Gli appassionati hanno bisogno di punti fermi in cui riconoscersi e questi li possono dare solo i campioni, verso i quali spesso l’amore e l’odio sono dettati dalla loro riconoscibilità che a sua volta è autoalimentata dai successi. Quando invece, come sta succedendo adesso, sotto ogni trofeo alzato c’è un volto nuovo si genera il caos e lo smarrimento. Tutto ciò, in realtà, non dovrebbe succedere con Elina Svitolina, che nel 2017 ha vinto più tornei (4) e partite (31) di chiunque altra, è la leader della Race to Singapore – ovvero la classifica che tiene conto solo dei risultati ottenuti dall’inizio dell’anno – e ha fatto il suo ingresso trionfale anche nel ranking, assestandosi al n°6.

Dunque, possiamo stare tranquilli? Per niente. Fin qui, infatti, l’ucraina aveva conquistato solo tornei di rango inferiore rispetto a quello romano e, anzi, nei grandi appuntamenti (Slam e Premier Mandatory o Five) si era contraddistinta per la sua incapacità di ben figurare. A Roma invece, aiutata in parte da un paio di circostanze fortuite e fortunate, Elina ha smentito se stessa e vissuto quella settimana da regina che, in regime di anarchia, non si nega a nessuno.

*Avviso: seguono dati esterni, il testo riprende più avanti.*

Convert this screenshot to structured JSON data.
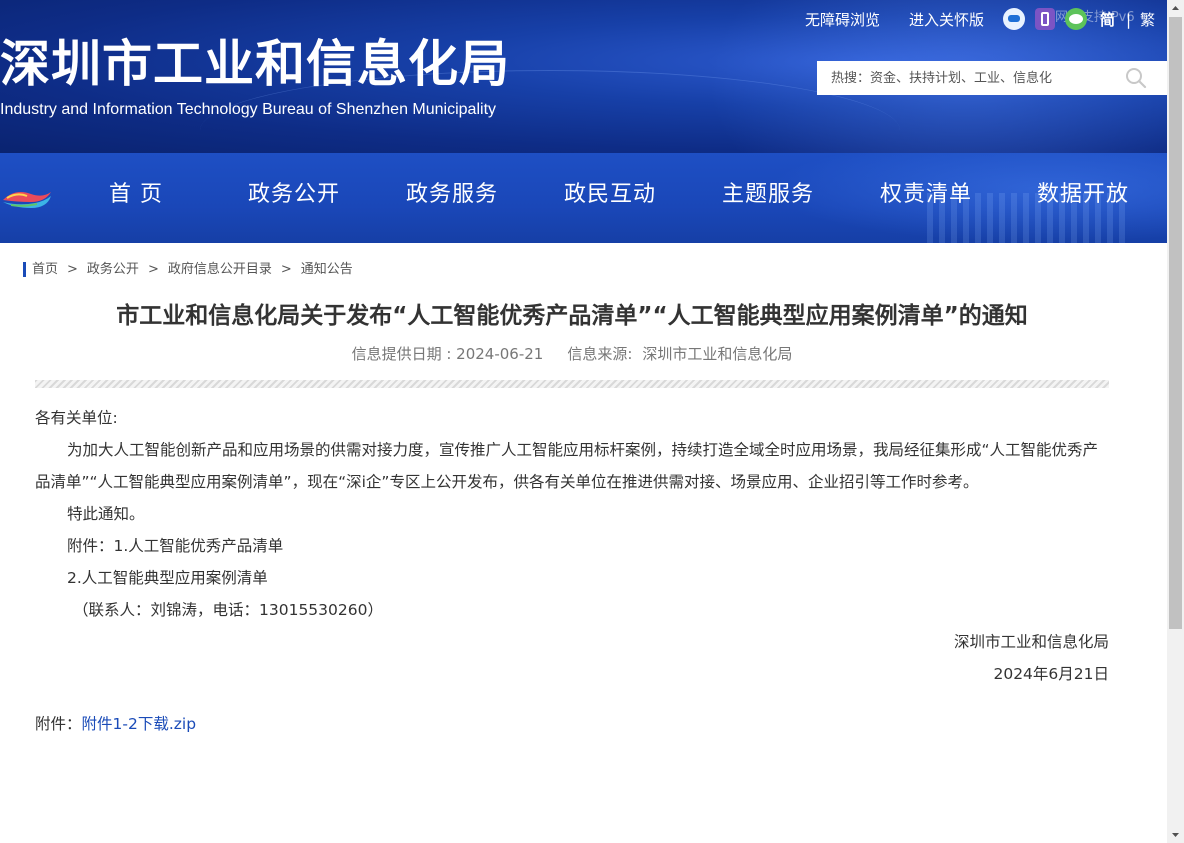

Un tie-break finito 13-11 con la Cornet al debutto, un doppio 6-0 dopo aver perso il primo set con la qualificata Barthel, la lezione di terra rossa impartita alla Pliskova nei quarti, il ritiro della Muguruza in semifinale e la caviglia malmessa della Halep in finale hanno consacrato la Svitolina che, le va riconosciuto, di suo ci ha messo la volontà di voler emergere dalle retrovie e guadagnarsi un posto al sole. In questo momento, e per chissà quanto tempo ancora, alle ragazze non possiamo chiedere la luna, sottoforma di spettacolo e varietà nell’interpretazione del tennis. Nel 95% dei casi lo spartito è sempre lo stesso: aggressione in risposta alla seconda (talvolta anche alla prima), palleggi da fondo campo con la ricerca della profondità e discese a rete solo quando vi si è costretti o per “benedire” lo scambio con schiaffi al volo. E se volete vedere ancora qualche colpo vintage spostatevi sui campi secondari e cercate di Martina Hingis. In coppia con chiunque, la leggenda svizzera continua a vincere, divertire e divertirsi. Tutto il resto, spesso, è noia.